The latest divide centers on video footage of Vukmir from 2016 calling Trump “offensive to everyone.” Nicholson, a Democrat-turned-Republican, used the footage in a digital ad and Vukmir’s allies countered with the ad featuring Duffy.
Nicholson’s backers see the conflict favoring him, arguing that it has put Vukmir on defense in the final days of the race.
Public polling has shown a close race, with the RealClearPolitics polling average giving Nicholson a 3-point edge.
But Vukmir’s allies are also confident that she will win on Tuesday. She has the backing of the Wisconsin GOP after easily winning the party’s endorsement last month, as well as support from many of the state’s conservative radio hosts. The state GOP, known for its turnout operation and winning track record, also made the unusual move to spend on television for Vukmir, launching the ad featuring Duffy.
Democrats on offense
As the GOP primary has played out, Democrats, watching from the wings, say they recognize a familiar script.
One Democratic operative involved in the race said Democrats had been “not so secretly” crossing their fingers that Republicans would once again be embroiled in a divisive and costly primary.
“It’s getting really bitter and it’s showing a lot of divides in the state, and we basically have a 2012 repeat again which I think is a real big problem for whoever wins,” the operative said.
Democrats view the negative attacks between Vukmir and Nicholson as helpful to their side, exposing some potential future lines of attack. One example they cite is both GOP candidates declining to support Baldwin’s “Buy America” bill to require federal infrastructure projects use American steel and other materials.
“We take nothing for granted but this nasty and expensive Republican primary is going to leave whoever emerges badly damaged,” Democratic Senatorial Campaign Committee spokesman David Bergstein said.

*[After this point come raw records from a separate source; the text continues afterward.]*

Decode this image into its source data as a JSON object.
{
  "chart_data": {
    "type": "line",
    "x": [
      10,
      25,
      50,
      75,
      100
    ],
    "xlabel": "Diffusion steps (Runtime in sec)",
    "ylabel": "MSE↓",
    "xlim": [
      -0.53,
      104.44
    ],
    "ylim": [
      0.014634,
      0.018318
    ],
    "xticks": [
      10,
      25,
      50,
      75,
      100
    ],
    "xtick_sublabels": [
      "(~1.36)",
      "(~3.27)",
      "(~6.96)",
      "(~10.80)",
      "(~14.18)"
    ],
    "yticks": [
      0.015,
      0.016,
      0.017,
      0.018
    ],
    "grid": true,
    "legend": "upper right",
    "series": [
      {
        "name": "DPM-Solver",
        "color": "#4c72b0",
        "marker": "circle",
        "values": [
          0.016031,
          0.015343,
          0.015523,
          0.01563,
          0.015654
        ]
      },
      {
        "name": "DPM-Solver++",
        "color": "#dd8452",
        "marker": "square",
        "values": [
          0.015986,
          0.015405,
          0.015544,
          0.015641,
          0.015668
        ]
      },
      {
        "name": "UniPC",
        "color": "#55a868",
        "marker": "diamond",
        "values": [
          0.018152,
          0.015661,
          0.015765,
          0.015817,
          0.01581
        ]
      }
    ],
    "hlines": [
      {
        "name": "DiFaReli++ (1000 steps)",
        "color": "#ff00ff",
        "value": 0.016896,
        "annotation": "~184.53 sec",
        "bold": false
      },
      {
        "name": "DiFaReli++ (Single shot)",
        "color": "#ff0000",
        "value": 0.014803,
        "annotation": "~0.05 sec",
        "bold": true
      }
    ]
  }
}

Baldwin isn’t waiting until after the primary to go on offense. She launched a television ad last week that attacked both Vukmir and Nicholson. Politifact found the ad’s claim that Nicholson made over $1 million advising companies that shut down Wisconsin plants was “mostly false.”
Some Republicans interpreted the ad as a sign that Baldwin recognizes she’s in trouble, running in a state where Republicans have dominated in recent elections. Trump won the Badger State by 1 point in 2016, the first GOP presidential nominee to win the state since Ronald Reagan.
But Democrats say Baldwin was making early moves to define her opponent, a similar tactic deployed in 2012. And she was attempting to counter the barrage of outside spending targeting her for several months.
The senator has also been fundraising to try to combat the outside money that is expected to continue to pour into the state, and it appears her GOP opponent would be at a financial disadvantage after the primary.
Baldwin has raised more than $19 million this cycle, including nearly $1.2 million during the pre-primary reporting period between July 1 and July 25 according to her campaign. Baldwin’s team could not immediately provide her latest cash on hand figure, but she had $7.2 million on hand as of June 30.
Vukmir ended the pre-primary period with $430,000 in the bank according to Federal Election Commission documents. Nicholson’s report was not yet available on the FEC site, and his campaign did not immediately respond to requests for the pre-primary information. But as of June 30, he had $770,000 on hand.